Listening to the wood that he was sawing offered Seung Chan Lim a moment of profound insight. In retrospect it seemed obvious to him. The rumbling noise the wood was making indicated something was not right. But he kept persisting. That is until his teacher drew his attention to the discordant sound. Chan Lim learned that, if he listened, the wood had something to tell him.

If we pay attention, the people and the world around us have something to tell us. Something honest. This realization reminded Chan Lim of a conversation with a friend. His friend was suffering from bipolar depression. Chan Lim tried to express back to her what he thought he was hearing. And he kept getting it wrong. She got more and more frustrated. And he kept trying to get it right. Then the lightbulb went on. He realized that he had been blaming her. He treated her as though this were her fault, as though she were a problem to be fixed. He hadn’t actually been listening, not from the heart, not with empathy. I have had similar experiences. I’m sure most of us have. Sometimes we truly believe we are being empathetic, but we’re not. How can we know?
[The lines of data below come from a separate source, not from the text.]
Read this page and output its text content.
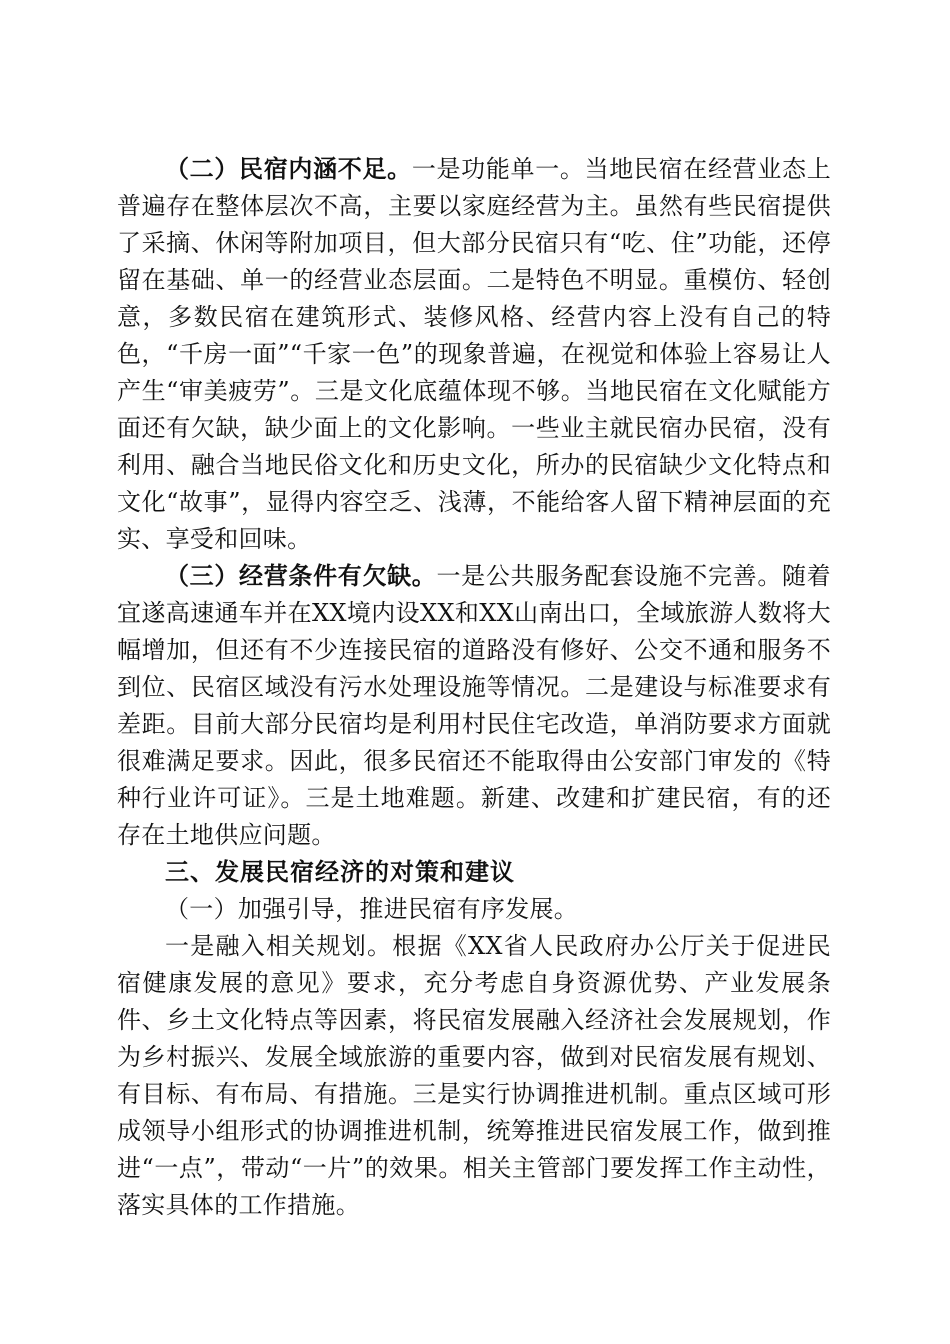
（二）民宿内涵不足。一是功能单一。当地民宿在经营业态上普遍存在整体层次不高，主要以家庭经营为主。虽然有些民宿提供了采摘、休闲等附加项目，但大部分民宿只有“吃、住”功能，还停留在基础、单一的经营业态层面。二是特色不明显。重模仿、轻创意，多数民宿在建筑形式、装修风格、经营内容上没有自己的特色，“千房一面”“千家一色”的现象普遍，在视觉和体验上容易让人产生“审美疲劳”。三是文化底蕴体现不够。当地民宿在文化赋能方面还有欠缺，缺少面上的文化影响。一些业主就民宿办民宿，没有利用、融合当地民俗文化和历史文化，所办的民宿缺少文化特点和文化“故事”，显得内容空乏、浅薄，不能给客人留下精神层面的充实、享受和回味。

（三）经营条件有欠缺。一是公共服务配套设施不完善。随着宜遂高速通车并在XX境内设XX和XX山南出口，全域旅游人数将大幅增加，但还有不少连接民宿的道路没有修好、公交不通和服务不到位、民宿区域没有污水处理设施等情况。二是建设与标准要求有差距。目前大部分民宿均是利用村民住宅改造，单消防要求方面就很难满足要求。因此，很多民宿还不能取得由公安部门审发的《特种行业许可证》。三是土地难题。新建、改建和扩建民宿，有的还存在土地供应问题。

三、发展民宿经济的对策和建议

（一）加强引导，推进民宿有序发展。

一是融入相关规划。根据《XX省人民政府办公厅关于促进民宿健康发展的意见》要求，充分考虑自身资源优势、产业发展条件、乡土文化特点等因素，将民宿发展融入经济社会发展规划，作为乡村振兴、发展全域旅游的重要内容，做到对民宿发展有规划、有目标、有布局、有措施。三是实行协调推进机制。重点区域可形成领导小组形式的协调推进机制，统筹推进民宿发展工作，做到推进“一点”，带动“一片”的效果。相关主管部门要发挥工作主动性，落实具体的工作措施。
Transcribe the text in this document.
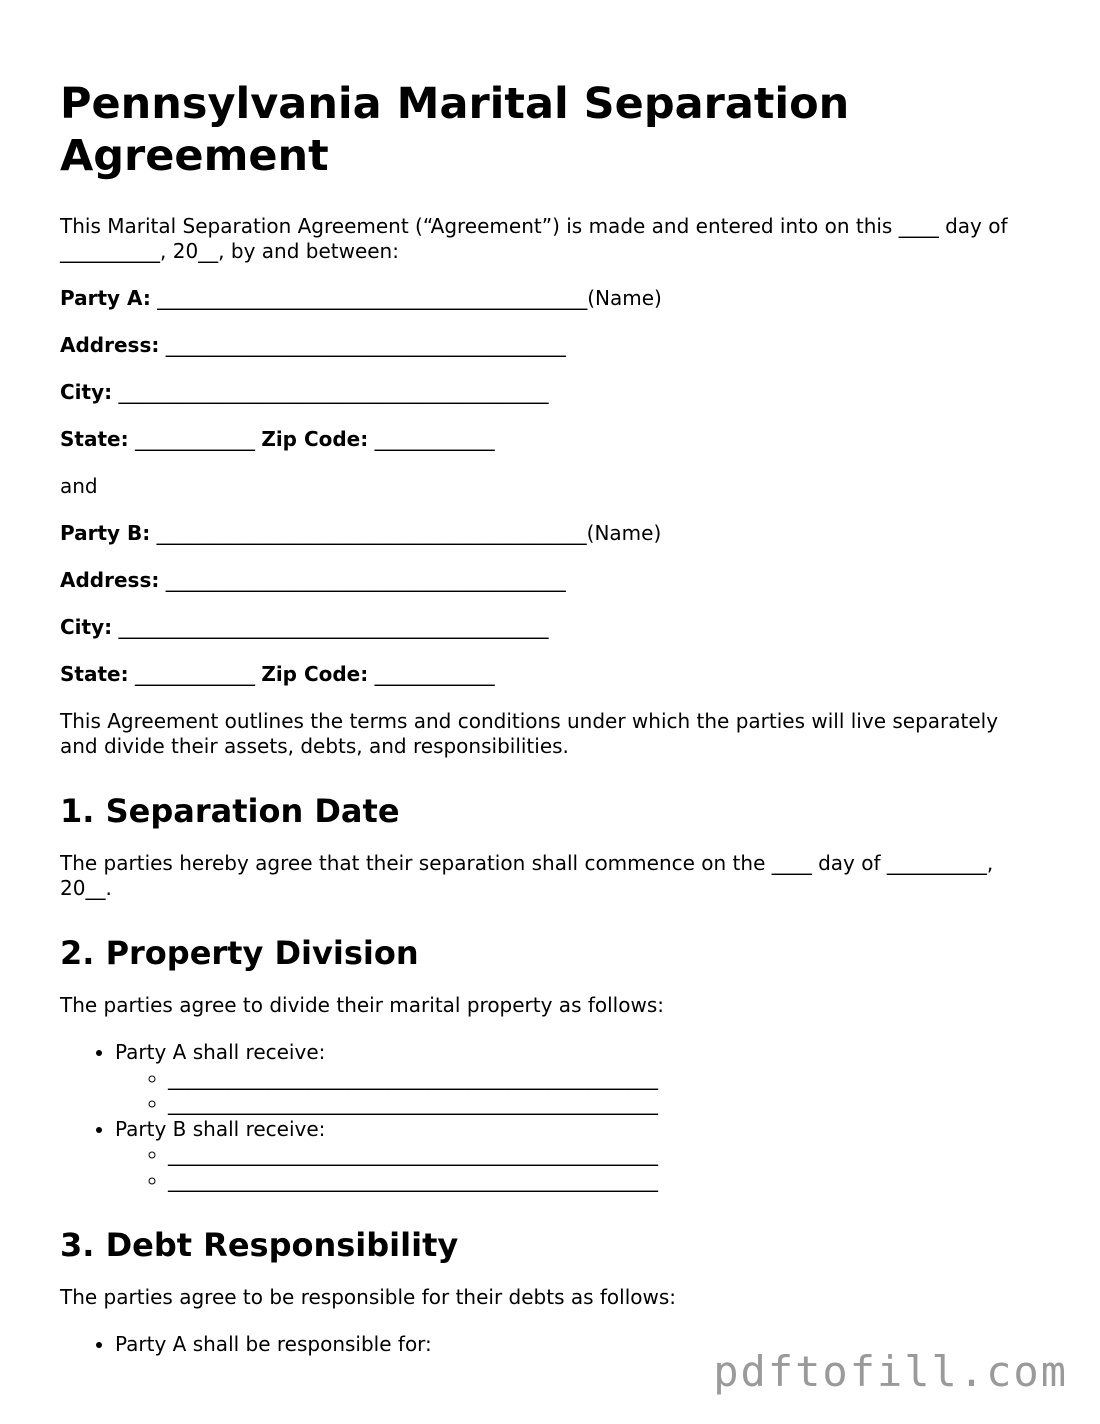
Pennsylvania Marital Separation Agreement

This Marital Separation Agreement (“Agreement”) is made and entered into on this ____ day of __________, 20__, by and between:

Party A: ___________________________________________(Name)
Address: ________________________________________
City: ___________________________________________
State: ____________ Zip Code: ____________

and

Party B: ___________________________________________(Name)
Address: ________________________________________
City: ___________________________________________
State: ____________ Zip Code: ____________

This Agreement outlines the terms and conditions under which the parties will live separately and divide their assets, debts, and responsibilities.

1. Separation Date

The parties hereby agree that their separation shall commence on the ____ day of __________, 20__.

2. Property Division

The parties agree to divide their marital property as follows:

• Party A shall receive:
◦ _________________________________________________
◦ _________________________________________________
• Party B shall receive:
◦ _________________________________________________
◦ _________________________________________________
3. Debt Responsibility

The parties agree to be responsible for their debts as follows:

• Party A shall be responsible for:
pdftofill.com
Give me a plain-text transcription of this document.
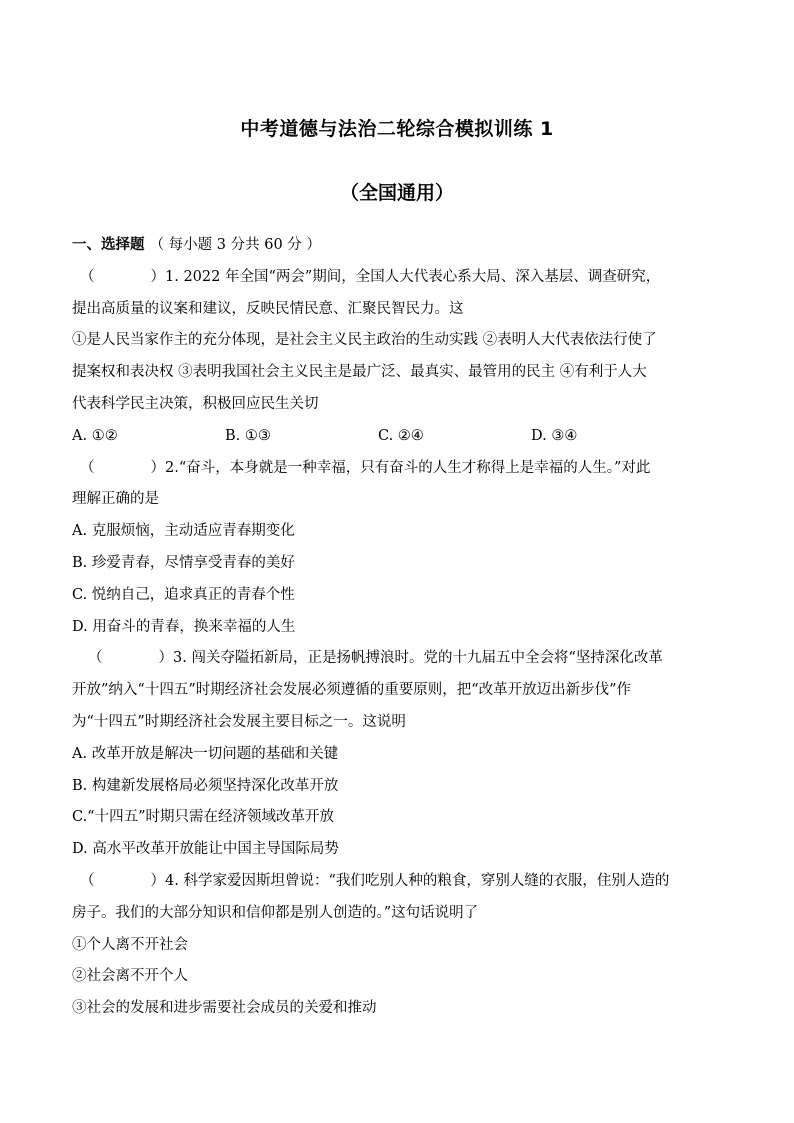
中考道德与法治二轮综合模拟训练 1
（全国通用）
一、选择题 （ 每小题 3 分共 60 分 ）
（	）1. 2022 年全国“两会”期间，全国人大代表心系大局、深入基层、调查研究，
提出高质量的议案和建议，反映民情民意、汇聚民智民力。这
①是人民当家作主的充分体现，是社会主义民主政治的生动实践 ②表明人大代表依法行使了
提案权和表决权 ③表明我国社会主义民主是最广泛、最真实、最管用的民主 ④有利于人大
代表科学民主决策，积极回应民生关切
A. ①②	B. ①③	C. ②④	D. ③④
（	）2.“奋斗，本身就是一种幸福，只有奋斗的人生才称得上是幸福的人生。”对此
理解正确的是
A. 克服烦恼，主动适应青春期变化
B. 珍爱青春，尽情享受青春的美好
C. 悦纳自己，追求真正的青春个性
D. 用奋斗的青春，换来幸福的人生
（	）3. 闯关夺隘拓新局，正是扬帆搏浪时。党的十九届五中全会将“坚持深化改革
开放”纳入“十四五”时期经济社会发展必须遵循的重要原则，把“改革开放迈出新步伐”作
为“十四五”时期经济社会发展主要目标之一。这说明
A. 改革开放是解决一切问题的基础和关键
B. 构建新发展格局必须坚持深化改革开放
C.“十四五”时期只需在经济领域改革开放
D. 高水平改革开放能让中国主导国际局势
（	）4. 科学家爱因斯坦曾说：“我们吃别人种的粮食，穿别人缝的衣服，住别人造的
房子。我们的大部分知识和信仰都是别人创造的。”这句话说明了
①个人离不开社会
②社会离不开个人
③社会的发展和进步需要社会成员的关爱和推动
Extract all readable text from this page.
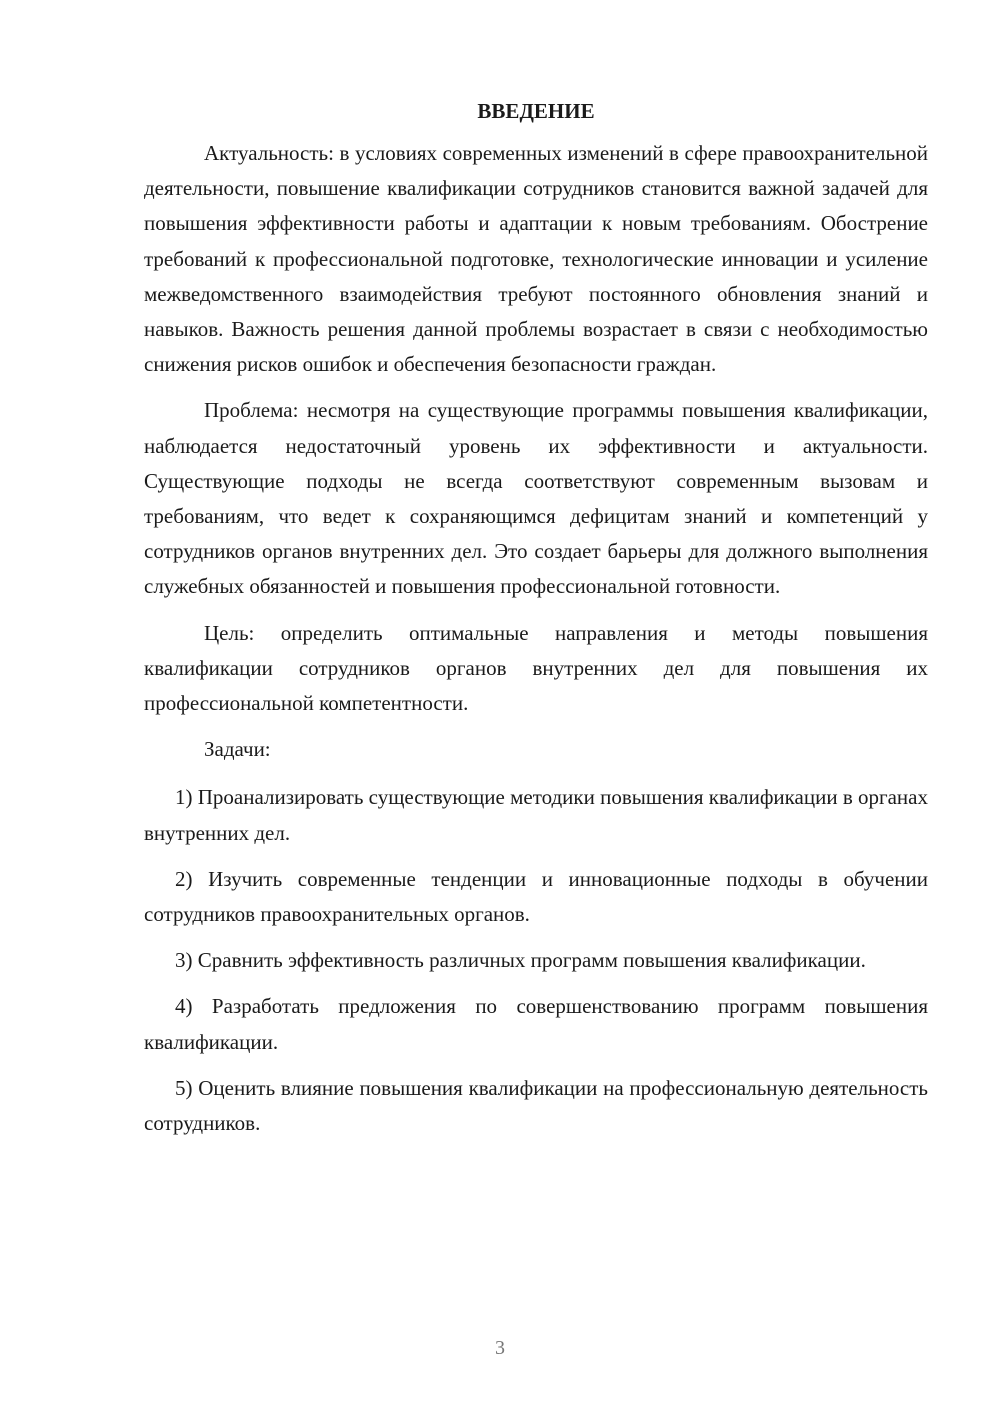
ВВЕДЕНИЕ

Актуальность: в условиях современных изменений в сфере правоохранительной деятельности, повышение квалификации сотрудников становится важной задачей для повышения эффективности работы и адаптации к новым требованиям. Обострение требований к профессиональной подготовке, технологические инновации и усиление межведомственного взаимодействия требуют постоянного обновления знаний и навыков. Важность решения данной проблемы возрастает в связи с необходимостью снижения рисков ошибок и обеспечения безопасности граждан.

Проблема: несмотря на существующие программы повышения квалификации, наблюдается недостаточный уровень их эффективности и актуальности. Существующие подходы не всегда соответствуют современным вызовам и требованиям, что ведет к сохраняющимся дефицитам знаний и компетенций у сотрудников органов внутренних дел. Это создает барьеры для должного выполнения служебных обязанностей и повышения профессиональной готовности.

Цель: определить оптимальные направления и методы повышения квалификации сотрудников органов внутренних дел для повышения их профессиональной компетентности.

Задачи:

1) Проанализировать существующие методики повышения квалификации в органах внутренних дел.

2) Изучить современные тенденции и инновационные подходы в обучении сотрудников правоохранительных органов.

3) Сравнить эффективность различных программ повышения квалификации.

4) Разработать предложения по совершенствованию программ повышения квалификации.

5) Оценить влияние повышения квалификации на профессиональную деятельность сотрудников.

3
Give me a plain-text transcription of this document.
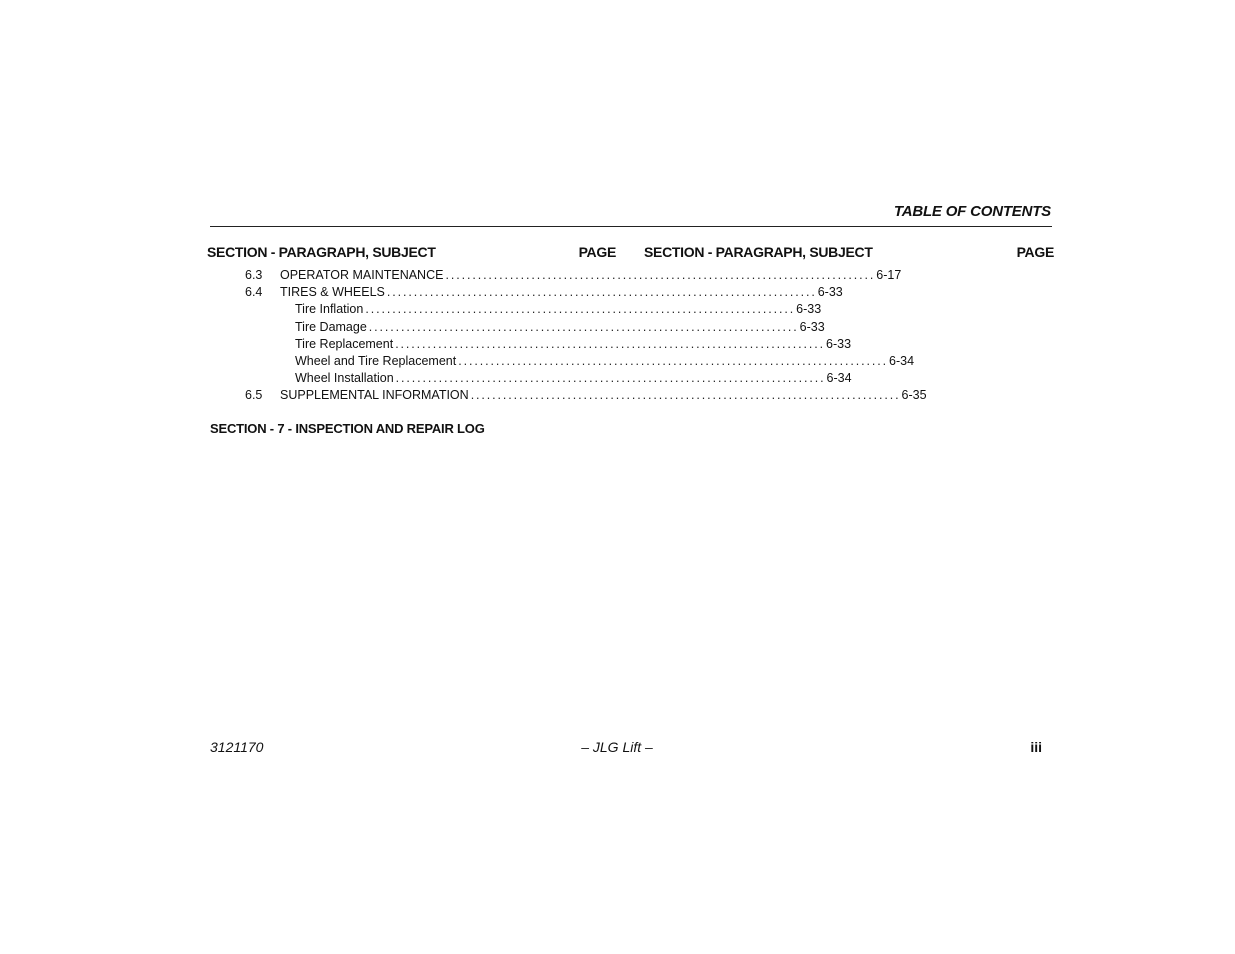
TABLE OF CONTENTS
SECTION - PARAGRAPH, SUBJECT	PAGE SECTION - PARAGRAPH, SUBJECT	PAGE
6.3 OPERATOR MAINTENANCE ................................................................................ 6-17
6.4 TIRES & WHEELS ................................................................................ 6-33
Tire Inflation ................................................................................ 6-33
Tire Damage ................................................................................ 6-33
Tire Replacement ................................................................................ 6-33
Wheel and Tire Replacement ................................................................................ 6-34
Wheel Installation ................................................................................ 6-34
6.5 SUPPLEMENTAL INFORMATION ................................................................................ 6-35
SECTION - 7 - INSPECTION AND REPAIR LOG
3121170	– JLG Lift –	iii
According to Brene Brown, empathy rarely, if ever, begins with the words, “at least.” Someone says, “My son dropped out of school.” And someone replies, “At least your daughter is graduating from college.” Or someone says, “My job is wearing me out.” And someone replies, “At least you have a job.” Or “I had a miscarriage.” “At least you know you can get pregnant.” ”I haven’t been feeling well.” “At least you have someone to take care of you.” “My friend died.” “At least she didn’t suffer.”

Empathy doesn’t dismiss or diminish the pain with “at leasts.” It doesn’t silver-line people’s experiences and feelings. Instead, whether in words, one’s presence, or gestures, empathy says, “I know what it’s like.” As Brown says, this only happens “when [we] connect with something in [ourselves] that knows that feeling.” This means reaching into our own experience and connecting to that vulnerable place in ourselves in order to relate to the other person’s pain. When someone shares their heartache, their disappointment, their losses, their moments of overwhelm and fear—when we witness suffering—empathy invites us to be with others in the messiness. To bear witness. To be present. Empathy lets us know we are not alone. It affirms the worth and dignity of each of us and connects us at the soul level.

But empathy is not self-satisfied. It does not replace the need to take action. In fact, empathy fuels the commitment to fix systems not people, to dismantle unjust and cruel systems. It fuels the passion for a kinder, more caring world. It fires our commitment to give life the shape of justice.

May our hearts and lives be stirred with such compassion.